Leadership clarity is achieved through the communication of plans, policies and role expectations. It’s about ensuring that team members know what to do and how to do it, and it’s very effective at guiding and coordinating work activity. In fact, several studies over the past few decades have found a positive relationship between leadership clarity and managerial effectiveness. If leaders understand their organisation’s objectives and can engender participation and commitment in their teams, innovation is more likely to occur.

Participation and commitment flow from leadership clarity, which enables you to delegate and trust. Delegating is about more than just telling team members what to do. To delegate effectively requires you to give people the resources and authority they need to get things done. The counterbalance to these privileges is accountability and consequences. First you must decide what and how to measure, then you must communicate these elements with clarity. 

It might sound counterintuitive, but when delegation is done well and heightened clarity of roles is achieved, there’s almost no need for a leader. At least it can take some of the pressure off the leader, so that they can apply more of their energy to innovation.

In 2017, the New Zealand entry in the America’s Cup yacht race proved this point by winning the series with no leader, tactician or verbal communication. Instead, every member of the boat’s crew had ultimate role clarity. Operating like a well-oiled machine, each individual knew what to do and when, which gave them the competitive advantage to win repeatedly throughout the series of races.

Organisations often lack leadership clarity because teams are working in silos or members of the leadership team aren’t aligned.

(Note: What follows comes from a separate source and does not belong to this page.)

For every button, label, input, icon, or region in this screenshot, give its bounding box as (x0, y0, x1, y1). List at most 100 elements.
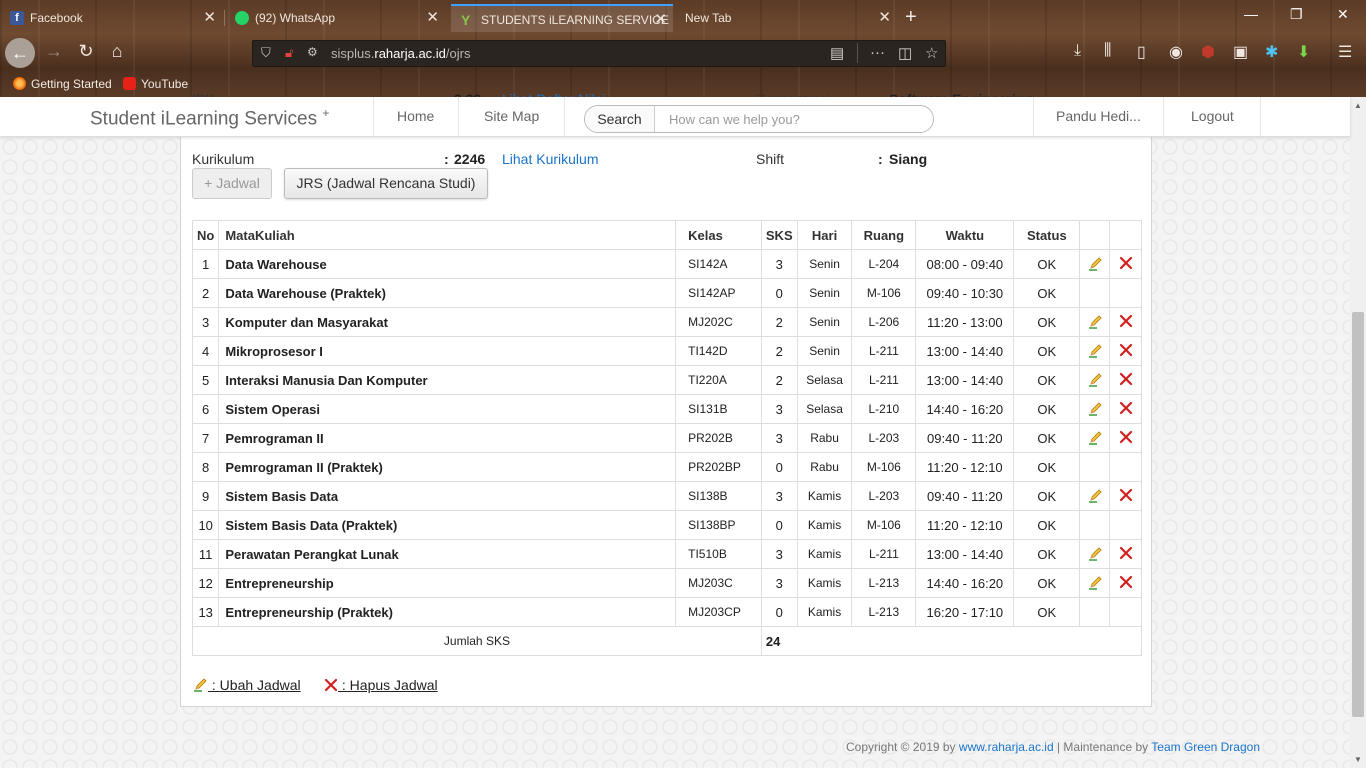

Innovation is more likely to grow in teams when they have one obvious leader that clearly embodies and expresses organisational strategy and goals. So, leaders must actively lead at all levels of management. Innovation will wither when decisions are delayed or confused by being passed up the leadership chain.

A busy hospital corridor with medical professionals and patients walking through.

Advocate upwards

Altering organisational culture is a slow process that demands a coordinated organisational approach from the top down. In a large organisation where senior leadership are heard but rarely seen, cultural change can be an even greater challenge. However, it’s not impossible.

Health professionals must advocate upwards to drive an organisational culture that supports innovation. Researchers Phillip Weintraub and Martin McKee report that, “Organisational culture in healthcare organisations can be measured and has been linked to performances of hospitals and differences in patient outcomes.” They agree that culture can be changed to emphasise success while encouraging and rewarding risk-taking to enhance the innovation process.

Employees are the largest factor in cultural change, so it’s also imperative to work with Human Resources to recruit staff with a growth mindset. Individuals with a growth mindset believe their talents can be developed through hard work, strategies and input from others. On the other side of the coin, individuals with a fixed mindset, believe that our talents are innate gifts that we either have or don’t have. Incidentally, there’s no pure mindset – we all have a mixture of both growth and fixed which evolve with experience.

In organisations that foster a growth mindset, employees say they get more organisational support for collaboration and innovation. As a bonus, those employees also feel more empowered in their roles and committed to the organisation. This can be attributed to leadership that instils courage in employees, promotes personal growth and hires from within.